Ortho-phosphoric acid (H3PO4) is produced as a dilute aqueous solution that must be concentrated before further use. In one facility, 100 tons/day of a 28 wt% P2O5 solution [see part (a) of this problem] at 125°F is to be concentrated in a single evaporator to 42 wt% P2O5. Heat is supplied to the evaporator by condensing saturated steam at 27.5psia. The evaporator is to operate at 3.7psia, and there is a boiling point elevation of 37°F for the 42 wt% P2O5 solution in the evaporator (see Section 6.5c). The heat of solution of H3PO4 at 77°F may be taken to be —5040 Btu/lb-mole H3 PO4 relative to H3PO4 (1) and H2O(l). The heat capacity of the 28% solution is 0.705 Btu/ (lbm ∙ °F) and that of the 42% solution is 0.583 Btu/ (lbm ∙°F).

(a) It is conventional for the compositions of phosphoric acid solutions to be expressed in terms of wt% P205. Write the stoichiometric equation for the formation of ortho-phosphoric acid (MW = 98.00) from phosphorus pent oxide (MW = 141.96), and use it to derive the expression wt % H3PO4 = l.381 (wt% P2O3)

(b) Calculate the ratio (lbm water evaporated/lbm feed solution).
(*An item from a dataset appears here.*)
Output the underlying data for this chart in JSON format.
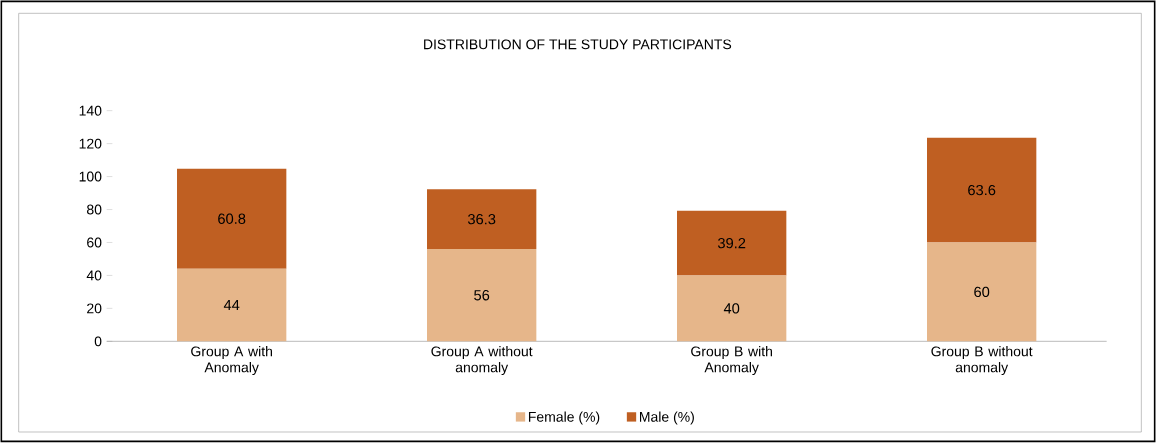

(c) Suppose the water evaporated is subsequently condensed at a constant pressure of 3.7psia. Determine the condensate flow rate in gal/min. How much heat (Btu/min) can be recovered through condensation of this water? At what temperature is this heat available? (To put it another way. if this heat were to be transferred to another stream, what is an upper bound on the temperature of that stream?)

(d) How much steam (lbm/h) must be supplied to the system to evaporate the required amount of water? Recast your answer in terms of lbm steam per lbm water evaporated.